Each pod is essentially a stand-alone propeller propulsion system powered by hydrogen fuel cells. It consists of a propeller, electric motors, fuel cells, power electronics, LH2 (liquid hydrogen) tank, a cooling system, and a set of auxiliary equipment. Hydrogen and air are supplied to the fuel cells to generate electric current. Power electronics convert the current to power the electric motors. Thanks to this energy, the motor shaft rotates, thereby turning the propeller.
Similar to batteries, a fuel cell is a device that converts energy stored in molecules into electricity through an electrochemical reaction. Composed of two electrodes (an anode and a cathode) separated by an electrolyte membrane, a typical hydrogen fuel cell works in the following way:
Hydrogen enters the fuel cell via the anode, where hydrogen atoms react with a catalyst and split into electrons and protons. Oxygen from the ambient air enters on the other side through the cathode. The positively charged protons pass through the porous electrolyte membrane to the cathode. The negatively charged electrons flow out of the cell and generate an electric current, which can be used, for example, to power an electric or hybrid-electric propulsion system. In the cathode, the protons and oxygen then combine to produce water as a waste product.

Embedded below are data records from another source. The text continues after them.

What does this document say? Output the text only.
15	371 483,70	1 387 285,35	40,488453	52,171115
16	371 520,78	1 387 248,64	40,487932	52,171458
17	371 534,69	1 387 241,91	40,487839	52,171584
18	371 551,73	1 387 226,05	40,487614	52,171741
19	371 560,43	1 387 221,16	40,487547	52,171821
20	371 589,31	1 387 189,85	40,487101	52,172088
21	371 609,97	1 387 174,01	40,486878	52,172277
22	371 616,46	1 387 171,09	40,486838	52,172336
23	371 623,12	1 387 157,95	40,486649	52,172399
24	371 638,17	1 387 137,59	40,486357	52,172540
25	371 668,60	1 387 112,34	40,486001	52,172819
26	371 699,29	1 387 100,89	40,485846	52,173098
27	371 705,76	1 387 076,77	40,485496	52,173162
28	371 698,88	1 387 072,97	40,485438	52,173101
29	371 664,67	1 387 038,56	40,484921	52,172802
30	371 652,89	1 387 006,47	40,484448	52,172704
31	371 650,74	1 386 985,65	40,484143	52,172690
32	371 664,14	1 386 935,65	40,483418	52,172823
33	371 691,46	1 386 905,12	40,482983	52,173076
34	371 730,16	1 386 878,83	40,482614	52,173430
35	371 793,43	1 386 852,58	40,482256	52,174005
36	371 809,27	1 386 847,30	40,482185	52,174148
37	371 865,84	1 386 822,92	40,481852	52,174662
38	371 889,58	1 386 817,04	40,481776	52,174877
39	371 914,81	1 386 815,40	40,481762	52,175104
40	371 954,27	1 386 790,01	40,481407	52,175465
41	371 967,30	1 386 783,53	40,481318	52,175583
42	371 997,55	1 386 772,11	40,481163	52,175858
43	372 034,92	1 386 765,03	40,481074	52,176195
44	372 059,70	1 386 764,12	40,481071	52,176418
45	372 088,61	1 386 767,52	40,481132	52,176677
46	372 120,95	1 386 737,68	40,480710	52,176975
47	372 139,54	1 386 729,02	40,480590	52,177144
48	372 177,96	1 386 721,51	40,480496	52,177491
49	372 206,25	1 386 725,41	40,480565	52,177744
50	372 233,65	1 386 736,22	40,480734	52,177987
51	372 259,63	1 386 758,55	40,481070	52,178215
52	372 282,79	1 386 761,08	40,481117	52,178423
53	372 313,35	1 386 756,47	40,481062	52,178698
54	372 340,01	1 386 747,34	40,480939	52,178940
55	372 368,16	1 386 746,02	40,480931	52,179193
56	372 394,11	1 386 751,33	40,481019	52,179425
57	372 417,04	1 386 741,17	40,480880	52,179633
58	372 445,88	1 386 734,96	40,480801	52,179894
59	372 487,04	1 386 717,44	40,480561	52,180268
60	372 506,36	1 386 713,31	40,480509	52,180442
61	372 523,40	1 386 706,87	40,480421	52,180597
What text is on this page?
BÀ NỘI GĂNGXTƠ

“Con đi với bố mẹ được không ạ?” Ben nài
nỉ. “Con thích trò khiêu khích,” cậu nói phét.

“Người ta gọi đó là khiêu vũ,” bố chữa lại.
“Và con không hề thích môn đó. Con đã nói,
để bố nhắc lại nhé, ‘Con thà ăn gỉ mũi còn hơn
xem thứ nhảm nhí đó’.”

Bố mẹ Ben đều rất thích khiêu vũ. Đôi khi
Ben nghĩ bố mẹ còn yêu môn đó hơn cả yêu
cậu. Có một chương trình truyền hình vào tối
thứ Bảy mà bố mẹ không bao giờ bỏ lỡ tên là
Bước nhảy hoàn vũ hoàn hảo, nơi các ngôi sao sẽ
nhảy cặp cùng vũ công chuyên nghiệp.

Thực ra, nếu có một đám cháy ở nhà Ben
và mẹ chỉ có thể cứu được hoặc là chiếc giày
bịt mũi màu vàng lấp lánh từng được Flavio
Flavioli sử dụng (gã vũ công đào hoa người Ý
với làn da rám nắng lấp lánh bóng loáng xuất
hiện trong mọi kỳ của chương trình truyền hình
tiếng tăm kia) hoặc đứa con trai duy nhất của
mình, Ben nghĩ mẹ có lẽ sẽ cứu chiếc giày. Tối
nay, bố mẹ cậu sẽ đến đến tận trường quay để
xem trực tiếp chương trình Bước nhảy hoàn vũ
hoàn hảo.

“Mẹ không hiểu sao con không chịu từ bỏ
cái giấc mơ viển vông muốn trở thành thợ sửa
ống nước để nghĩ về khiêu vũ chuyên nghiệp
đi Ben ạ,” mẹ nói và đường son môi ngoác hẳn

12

Unlike batteries that need to be recharged, fuel cells can continue to generate electricity as long as a fuel source (hydrogen) is provided. Individual fuel cells can be "stacked" to form larger systems capable of producing more power, thereby allowing scalability. A single fuel cell can produce enough voltage to power small applications, while fuel-cell stacks can be combined to create large-scale, multi-megawatt installations. Because there are no moving parts, fuel cells are silent and highly reliable.
An extra benefit of the pod configuration is its removable fixtures, where each pod can be disassembled and reassembled in record time. This approach could provide a practical and rapid solution for maintenance and hydrogen refuelling at airports.
The Airbus team admits that the pod configuration still requires a lot of work to determine whether it could be a suitable solution. To date, it remains one of many exciting technology options that the company's engineers are considering as they work toward launching their ZEROe program.
"This pod configuration is a great starting point to nurture further inquiry into how we can scale up hydrogen technology to commercial aircraft," said Glenn Llewellyn, VP of Zero-Emission Aircraft. "This is one option, but many more will be conceptualized before we make a final selection, a decision that is expected by 2025."
Airbus' ZEROe concept aircraft is expected to use hydrogen fuel cells to create electrical power that complements modified gas-turbine engines, resulting in a highly efficient hybrid-electric propulsion system. To further explore the possibilities of fuel-cell propulsion systems for aviation, Airbus has entered into a strategic partnership with ElringKlinger, a company with over 20 years of experience as both a fuel-cell system and component supplier. The agreement involves co-developing and co-validating aviation-compatible fuel-cell stacks. In particular, testing the power density of fuel-cell stacks for aircraft will be a key focus area.
"Battery-powered propulsion to fuel larger aircraft over longer distances is not possible with today's technology," said Thomas. "Hydrogen fuel cells could be a great alternative because they can generate -- with zero emissions -- significantly more power and energy for a given weight. This makes fuel cells an extremely interesting technology to achieve our ambitions."
A patent application for the pod configuration is in the works. Several more patent applications are expected to be submitted over the coming months and years as R&D continues on the ZEROe program.
Airbus is also working on a hydrogen-powered turbofan concept aircraft and a hydrogen-powered blended-wing body concept plane.